For sop crnt, crnt (9), flhn, t.hn (3), bar (2), t.tbn (2), bass tbn, euph (2), tuba (4), timp, perc (3)
Commissioned by the Black Dyke Band
First performance by the Black Dyke Band, conducted by Nicholas Childs, Royal Northern College of Music, Manchester, UK, 28 January 2011
> The score of The Rising is available from Prima Vista Musikk
Andrew Ford: The Rising (2010) for brass band
To human beings, bush-fires are terrifying and often deadly events. But to the Australian bush, they bring the prospect of regeneration. After the conflagration, comes peace. It is often only a few days after the fire that the first shoots start to appear. Pale green leaves bud on charred branches. Slowly, the Bush renews itself. Over years, even decades, the native vegetation re-establishes itself, the undergrowth becomes thick once more. In effect, of course, the forest is now stockpiling fuel, and if not checked and occasionally cleared, the cycle must continue. The Bush needs fire to survive. These were the images I had in mind when I was composing The Rising. This is what gave me my structure.
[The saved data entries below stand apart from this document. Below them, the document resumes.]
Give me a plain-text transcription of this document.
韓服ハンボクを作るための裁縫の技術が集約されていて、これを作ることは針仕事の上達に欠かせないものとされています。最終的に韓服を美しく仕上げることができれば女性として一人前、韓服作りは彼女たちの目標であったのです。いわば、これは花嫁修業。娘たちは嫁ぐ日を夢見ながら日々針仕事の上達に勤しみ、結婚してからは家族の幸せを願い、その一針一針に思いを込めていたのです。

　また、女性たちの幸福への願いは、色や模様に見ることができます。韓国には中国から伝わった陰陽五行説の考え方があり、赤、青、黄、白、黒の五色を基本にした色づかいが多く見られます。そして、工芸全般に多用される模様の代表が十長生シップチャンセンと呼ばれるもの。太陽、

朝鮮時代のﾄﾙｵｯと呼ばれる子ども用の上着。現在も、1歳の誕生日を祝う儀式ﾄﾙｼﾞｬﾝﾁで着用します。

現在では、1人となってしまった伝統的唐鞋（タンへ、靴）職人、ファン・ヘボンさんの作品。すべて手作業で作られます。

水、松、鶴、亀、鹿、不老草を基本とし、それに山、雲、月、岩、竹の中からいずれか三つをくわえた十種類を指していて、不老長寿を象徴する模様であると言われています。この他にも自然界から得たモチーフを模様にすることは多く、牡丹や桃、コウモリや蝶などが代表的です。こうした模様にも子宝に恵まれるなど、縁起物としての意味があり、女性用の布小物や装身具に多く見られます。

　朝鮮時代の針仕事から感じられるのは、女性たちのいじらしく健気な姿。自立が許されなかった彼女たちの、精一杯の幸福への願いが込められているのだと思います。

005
But, really, the piece might represent any sort of rising – revolutionary or religious, cosmic or simply musical – where a violent event brings peace and then, after a time, too much peace leads to violence. This short work begins with one big bang, then builds inexorably towards another. At the end, it feels as though the piece might begin again (and again (and again)) . . .
The Rising was commissioned by the Black Dyke Band and is dedicated to them with respect and great admiration.
Andrew Ford’s sound picture, The Rising, inspired by Australian bush fire destruction and rebirth, provided an intriguing interlude. Seemingly simple at its outset following a single spark of destructive power, it became increasingly complex and layered as the green shoots of undergrowth recovery soon provided the fuel for yet another conflagration to come.